Matteo Messina Denaro in carcere all’Aquila. Trovato il covo del boss
Il boss mafioso Matteo Messina Denaro è rinchiuso da ieri nel carcere di massima sicurezza dell’Aquila. Lo confermano fonti investigative all’Adnkronos dopo le voci circolate nelle scorse ore. Era l’ipotesi più accreditata, non solo perché si tratta di una struttura di massima sicurezza, che ha già ospitato numerosi boss mafiosi (da Leoluca Bagarella a Totò Riina) ma anche perché nell’ospedale del capoluogo c’è un buon centro oncologico. L’ultimo dei Corleonesi ha trascorso la prima notte in carcere dopo il trasferimento da Palermo, dov’è stato arrestato ieri dopo una vita da superlatitante. Trent’anni trascorsi sottotraccia prima della cattura da parte dei carabinieri del Ros nella clinica privata La Maddalena.

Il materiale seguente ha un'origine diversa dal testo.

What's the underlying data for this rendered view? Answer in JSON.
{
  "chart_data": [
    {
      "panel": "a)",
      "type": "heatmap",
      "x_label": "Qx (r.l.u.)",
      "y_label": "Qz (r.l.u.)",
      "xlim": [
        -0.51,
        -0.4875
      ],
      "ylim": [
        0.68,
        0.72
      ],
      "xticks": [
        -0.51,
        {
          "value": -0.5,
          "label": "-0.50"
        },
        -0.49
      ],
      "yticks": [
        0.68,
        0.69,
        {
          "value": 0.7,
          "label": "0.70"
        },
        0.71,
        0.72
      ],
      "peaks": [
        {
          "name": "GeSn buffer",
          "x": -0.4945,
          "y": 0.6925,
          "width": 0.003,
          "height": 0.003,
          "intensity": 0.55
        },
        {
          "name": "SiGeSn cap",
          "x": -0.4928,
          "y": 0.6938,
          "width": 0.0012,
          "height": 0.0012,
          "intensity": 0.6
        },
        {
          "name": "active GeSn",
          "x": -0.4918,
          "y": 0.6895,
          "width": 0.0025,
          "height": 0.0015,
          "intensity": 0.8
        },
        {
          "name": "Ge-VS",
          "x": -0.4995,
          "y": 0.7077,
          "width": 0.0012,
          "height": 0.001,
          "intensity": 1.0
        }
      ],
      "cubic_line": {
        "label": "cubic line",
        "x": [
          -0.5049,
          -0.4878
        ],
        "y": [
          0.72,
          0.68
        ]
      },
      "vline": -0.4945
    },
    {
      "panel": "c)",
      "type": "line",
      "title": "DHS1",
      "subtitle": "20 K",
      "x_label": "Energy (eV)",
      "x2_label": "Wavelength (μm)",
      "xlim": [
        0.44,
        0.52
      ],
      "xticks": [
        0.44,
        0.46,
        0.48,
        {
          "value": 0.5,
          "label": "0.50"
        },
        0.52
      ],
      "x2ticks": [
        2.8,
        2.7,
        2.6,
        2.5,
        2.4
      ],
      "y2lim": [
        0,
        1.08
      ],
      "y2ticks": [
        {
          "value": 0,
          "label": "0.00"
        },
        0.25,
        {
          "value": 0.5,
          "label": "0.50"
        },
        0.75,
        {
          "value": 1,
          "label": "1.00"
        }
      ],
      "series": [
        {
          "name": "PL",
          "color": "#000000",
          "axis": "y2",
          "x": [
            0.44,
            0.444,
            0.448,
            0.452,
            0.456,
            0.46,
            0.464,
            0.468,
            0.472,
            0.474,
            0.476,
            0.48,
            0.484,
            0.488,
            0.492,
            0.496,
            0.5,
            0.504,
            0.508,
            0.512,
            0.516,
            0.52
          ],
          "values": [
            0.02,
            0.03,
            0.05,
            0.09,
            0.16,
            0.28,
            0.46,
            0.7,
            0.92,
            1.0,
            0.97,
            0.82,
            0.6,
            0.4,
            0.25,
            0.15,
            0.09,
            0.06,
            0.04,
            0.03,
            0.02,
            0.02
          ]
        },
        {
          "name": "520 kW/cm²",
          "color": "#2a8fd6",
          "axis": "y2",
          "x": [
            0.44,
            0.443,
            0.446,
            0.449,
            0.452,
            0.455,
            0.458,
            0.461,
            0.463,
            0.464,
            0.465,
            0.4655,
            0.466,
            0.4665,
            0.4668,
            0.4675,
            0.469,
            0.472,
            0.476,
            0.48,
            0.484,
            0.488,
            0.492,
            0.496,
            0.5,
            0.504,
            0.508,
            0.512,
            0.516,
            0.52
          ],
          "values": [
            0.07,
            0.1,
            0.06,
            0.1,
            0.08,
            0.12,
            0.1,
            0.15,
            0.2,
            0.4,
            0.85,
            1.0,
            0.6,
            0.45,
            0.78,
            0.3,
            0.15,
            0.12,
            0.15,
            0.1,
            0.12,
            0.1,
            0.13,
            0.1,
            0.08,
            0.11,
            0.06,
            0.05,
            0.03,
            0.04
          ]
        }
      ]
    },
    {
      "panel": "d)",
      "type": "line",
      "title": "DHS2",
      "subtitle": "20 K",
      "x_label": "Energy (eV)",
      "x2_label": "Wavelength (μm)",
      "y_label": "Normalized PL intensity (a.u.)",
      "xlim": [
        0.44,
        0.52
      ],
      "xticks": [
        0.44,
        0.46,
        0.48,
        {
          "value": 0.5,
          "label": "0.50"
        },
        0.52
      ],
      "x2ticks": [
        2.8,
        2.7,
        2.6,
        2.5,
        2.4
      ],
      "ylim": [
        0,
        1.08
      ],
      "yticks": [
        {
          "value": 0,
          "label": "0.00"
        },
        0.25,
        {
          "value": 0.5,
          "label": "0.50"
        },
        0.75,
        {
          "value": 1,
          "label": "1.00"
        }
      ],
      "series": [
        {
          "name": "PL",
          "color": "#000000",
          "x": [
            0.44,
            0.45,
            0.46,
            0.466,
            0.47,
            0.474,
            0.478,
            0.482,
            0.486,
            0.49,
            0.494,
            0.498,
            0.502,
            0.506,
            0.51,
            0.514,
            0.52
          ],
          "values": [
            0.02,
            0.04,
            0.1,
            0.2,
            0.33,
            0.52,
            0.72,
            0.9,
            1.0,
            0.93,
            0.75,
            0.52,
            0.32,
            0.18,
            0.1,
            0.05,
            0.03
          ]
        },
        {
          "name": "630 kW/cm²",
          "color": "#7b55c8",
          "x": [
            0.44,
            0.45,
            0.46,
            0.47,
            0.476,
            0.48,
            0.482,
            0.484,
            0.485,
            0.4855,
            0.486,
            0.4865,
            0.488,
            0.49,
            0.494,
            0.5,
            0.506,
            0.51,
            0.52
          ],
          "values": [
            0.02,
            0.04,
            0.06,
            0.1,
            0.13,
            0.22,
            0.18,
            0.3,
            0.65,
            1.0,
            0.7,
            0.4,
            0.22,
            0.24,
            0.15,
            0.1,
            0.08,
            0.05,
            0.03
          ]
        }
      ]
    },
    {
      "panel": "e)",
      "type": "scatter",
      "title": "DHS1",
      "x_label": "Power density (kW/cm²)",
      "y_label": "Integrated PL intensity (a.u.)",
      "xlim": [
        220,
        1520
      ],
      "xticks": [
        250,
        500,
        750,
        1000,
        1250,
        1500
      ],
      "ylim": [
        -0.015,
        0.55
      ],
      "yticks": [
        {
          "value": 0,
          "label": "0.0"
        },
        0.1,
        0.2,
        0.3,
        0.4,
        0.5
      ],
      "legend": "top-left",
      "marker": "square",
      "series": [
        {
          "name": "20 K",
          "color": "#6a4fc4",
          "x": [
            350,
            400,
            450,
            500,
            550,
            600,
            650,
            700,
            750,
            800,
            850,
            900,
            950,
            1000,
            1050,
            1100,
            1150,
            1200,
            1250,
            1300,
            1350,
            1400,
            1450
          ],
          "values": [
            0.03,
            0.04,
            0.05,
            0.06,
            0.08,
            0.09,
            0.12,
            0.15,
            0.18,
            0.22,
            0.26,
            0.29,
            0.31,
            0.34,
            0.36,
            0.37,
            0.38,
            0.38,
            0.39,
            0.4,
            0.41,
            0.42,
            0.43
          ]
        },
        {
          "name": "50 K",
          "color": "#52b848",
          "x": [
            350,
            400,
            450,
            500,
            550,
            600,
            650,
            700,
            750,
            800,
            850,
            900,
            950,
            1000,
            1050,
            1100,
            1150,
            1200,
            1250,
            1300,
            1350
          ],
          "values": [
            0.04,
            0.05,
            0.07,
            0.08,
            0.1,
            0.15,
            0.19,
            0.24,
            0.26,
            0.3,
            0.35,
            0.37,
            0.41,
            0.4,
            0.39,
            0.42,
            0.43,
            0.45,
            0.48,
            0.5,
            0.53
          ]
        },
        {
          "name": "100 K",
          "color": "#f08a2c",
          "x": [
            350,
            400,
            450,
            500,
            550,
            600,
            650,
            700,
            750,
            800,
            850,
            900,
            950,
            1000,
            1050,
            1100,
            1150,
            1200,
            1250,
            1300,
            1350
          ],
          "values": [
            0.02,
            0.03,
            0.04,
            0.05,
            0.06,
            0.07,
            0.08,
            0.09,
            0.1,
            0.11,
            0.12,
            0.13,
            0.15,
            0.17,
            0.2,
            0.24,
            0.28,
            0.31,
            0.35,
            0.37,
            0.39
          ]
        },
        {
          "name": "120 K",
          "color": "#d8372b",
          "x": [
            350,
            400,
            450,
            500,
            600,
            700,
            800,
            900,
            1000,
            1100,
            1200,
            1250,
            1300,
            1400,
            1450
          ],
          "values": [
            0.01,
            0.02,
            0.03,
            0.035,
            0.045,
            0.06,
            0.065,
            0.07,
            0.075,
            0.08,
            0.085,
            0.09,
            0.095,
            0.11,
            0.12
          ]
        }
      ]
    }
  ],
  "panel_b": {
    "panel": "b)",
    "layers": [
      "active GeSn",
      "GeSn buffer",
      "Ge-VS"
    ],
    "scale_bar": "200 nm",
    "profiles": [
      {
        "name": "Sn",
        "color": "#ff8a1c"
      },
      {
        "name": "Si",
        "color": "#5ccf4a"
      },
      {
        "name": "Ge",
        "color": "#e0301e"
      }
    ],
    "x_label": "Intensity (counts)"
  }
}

E’ stato intanto individuato il covo di Messina Denaro: si trova a Campobello di Mazara, paese del trapanese dove risiedeva anche il suo autista Giovanni Luppino, catturato ieri con il boss di Cosa Nostra. Campobello è a soli 8 chilometri da Castelvetrano, paese di origine di Messina Denaro e della sua famiglia. La perquisizione è durata tutta la notte, dopo ore di ricerche. L’edificio è stato setacciato palmo a palmo. Al suo interno, per ora, sono stati rinvenuti oggetti di lusso, vestiti firmati e profumi ricercati ma non armi. I carabinieri stanno cercando il nascondiglio dell’archivio che, secondo molti pentiti, contiene la risposta a molti dei segreti della stagione delle stragi. Il padrino trapanese sarebbe stato il custode del tesoro di Totò Riina, documenti top secret che il boss corleonese teneva nel suo nascondiglio prima dell’arresto, fatti sparire perché la casa, a differenza di ora, non venne perquisita.
Intanto l’Associazione “Antimafia e Legalità” scrive in una nota che “l’arresto di Matteo Messina Denaro rappresenta un momento importante nel contrasto alla criminalità mafiosa”. Ma, che allo stesso tempo, “la lotta alla mafia non finisce qui”. In un’intervista al Corriere della Sera, Maria Falcone, sorella del magistrato ucciso nella strage di Capaci, afferma invece: “È una vittoria di tutta la società italiana. E’ Impressionante come tutti battessero le mani davanti a quella clinica, per strada, fra gli autobus. Immagini ben diverse da quando i parenti dei boss si accanivano e inveivano a Palermo contro funzionari e agenti di scorta”.